Monday, September 24, 2007

Hawaiian Holiday - September 24, 1937

Even though it didn’t achieve statehood until 1959, the romance and exotic nature of Hawaii permeated stateside popular culture for much of the first half of the 20th century. It reached a crescendo of sorts just prior to World War II, and it was in this paradise-worshipping atmosphere that the 1937 Mickey Mouse cartoon Hawaiian Holiday was born.

Hawaiian Holiday likely owed some of its inspiration to another island-themed Hollywood production that preceded it into theaters by six months. The Bing Crosby musical Waikiki Wedding was a huge hit for Paramount Pictures, and featured the now classic tunes "Blue Hawaii" and the Oscar-winning "Sweet Leilani."

Hawaiian Holiday opens with the song "On the Beach at Waikiki," immediately establishing its exotic island setting. That famous tune by G. H. Stover and Henry Kalmai was one of the most popular songs of the 1930s and was introduced here by Mickey, Minnie, Donald and Goofy. Pluto was also on hand, rounding out one of the rare occasions when all of Disney’s “fab five” shared the screen in the same cartoon short.

We are quickly presented with many of the era’s romantic conventions of Hawaiian popular culture. The characters are enjoying a beachside luau. Mickey plays the traditional slack key guitar while Minnie and Donald alternate between ukulele strumming and hula dancing. In a distinct foreshadowing of his later Sport Goofy persona, the Goof engages in a pratfall-filled surfing vignette. At the time, surfing was still generally considered uniquely Hawaiian, and was just beginning to make its migration to places like Australia and California.

But alas, this many stars is two or three stars too many. Shortly after Mickey, Minnie and Donald are featured in a comical musical interlude, the rest of short settles into focusing mainly on Goofy with his surfboard and Pluto’s antics involving a crab and a starfish. This somewhat disjointed approach is fortunately offset by the short’s wonderful details (including outrigger canoe and little grass shack) and amazing watercolor backgrounds, both hallmarks of the Hyperion Avenue studio era.

One particular subtle and ongoing gag that I really enjoyed involved Goofy’s trademark hat. It is a well-crafted bit of plausible impossible. Despite pratfalls, high waves and underwater submersion, it, for the most part, remains firmly attached to its owner’s head. On the occasion when Goof and hat are separated, carefully orchestrated choreography reunites the two in short order.
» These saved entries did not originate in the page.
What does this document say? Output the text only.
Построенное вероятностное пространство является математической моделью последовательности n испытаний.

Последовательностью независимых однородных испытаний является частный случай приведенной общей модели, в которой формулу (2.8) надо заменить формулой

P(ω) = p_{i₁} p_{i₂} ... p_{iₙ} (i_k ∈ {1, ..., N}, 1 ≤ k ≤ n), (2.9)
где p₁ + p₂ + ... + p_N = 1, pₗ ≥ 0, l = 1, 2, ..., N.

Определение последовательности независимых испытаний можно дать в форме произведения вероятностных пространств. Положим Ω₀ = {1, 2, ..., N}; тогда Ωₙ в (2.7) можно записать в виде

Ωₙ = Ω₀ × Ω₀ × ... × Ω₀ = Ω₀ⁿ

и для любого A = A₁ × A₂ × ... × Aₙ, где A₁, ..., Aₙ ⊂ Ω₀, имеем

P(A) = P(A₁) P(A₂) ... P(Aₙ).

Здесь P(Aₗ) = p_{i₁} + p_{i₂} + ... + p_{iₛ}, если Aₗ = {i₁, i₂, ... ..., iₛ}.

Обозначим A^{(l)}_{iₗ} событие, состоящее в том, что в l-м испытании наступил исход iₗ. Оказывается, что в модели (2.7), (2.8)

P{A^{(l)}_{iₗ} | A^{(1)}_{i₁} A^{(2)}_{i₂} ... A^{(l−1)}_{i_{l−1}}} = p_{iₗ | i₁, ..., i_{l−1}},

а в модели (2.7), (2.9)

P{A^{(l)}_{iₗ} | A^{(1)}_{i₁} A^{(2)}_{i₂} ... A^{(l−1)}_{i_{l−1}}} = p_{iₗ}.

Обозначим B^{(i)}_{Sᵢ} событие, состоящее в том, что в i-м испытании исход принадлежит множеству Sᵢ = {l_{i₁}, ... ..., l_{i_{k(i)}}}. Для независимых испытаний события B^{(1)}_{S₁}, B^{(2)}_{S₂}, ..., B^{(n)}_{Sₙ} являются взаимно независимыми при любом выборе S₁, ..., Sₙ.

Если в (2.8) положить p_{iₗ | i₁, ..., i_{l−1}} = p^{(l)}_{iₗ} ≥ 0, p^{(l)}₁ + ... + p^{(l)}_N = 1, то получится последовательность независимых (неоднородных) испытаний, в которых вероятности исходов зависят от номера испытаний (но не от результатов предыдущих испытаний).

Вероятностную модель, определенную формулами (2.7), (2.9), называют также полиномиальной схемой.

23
Another subtle yet interesting detail is Minnie’s portrayal as a topless hula dancer. While replete with standard white gloves and oversize shoes, only a lei adorns her upper body. Sixty years later she would again travel to Hawaii at the conclusion of Runaway Brain, but would opt for a more conservative two piece suit for that trip.
Author DeSota Brown notes in the book Hawaii Recalls, “Films used Hawaii for all sorts of celluloid action, from tap dancing hula girls and angry volcanoes to murder mysteries and communist plots. These weren’t strictly intended to promote the islands as such, but they helped to do the job nonetheless. The fact that these movies were usually utterly unrealistic bolstered, instead of diminished, their selling abilities.”

To a similar extent, Hawaiian Holiday equally served to portray and promote that romantic notion of an unspoiled island paradise of a now bygone era, albeit in animated form.


Images © Walt Disney Company

2 comments:

Kerry said...

I've always loved this short - and my daughter gained her first acquaintance to Hawaiian music (albeit dated) from repeated viewings at a tender age. The island setting tends to remind me of Boop cartoons from roughly the same time period (maybe it's only one cartoon; don't know the Boops as well).

Michael said...

This is one of my top five shorts and I remember this being one of the most popular on the Disney Channel when they played shorts (right after Mousercise if I'm not mistaken).

There are some great classic moments in this film and I think that out of the fab five Pluto and Goofy are really the stars of this one. In particular Pluto has a great scene with a crab that is accompanied by a great musical score which seems to be more sound effects than music. Really super and worth more attention.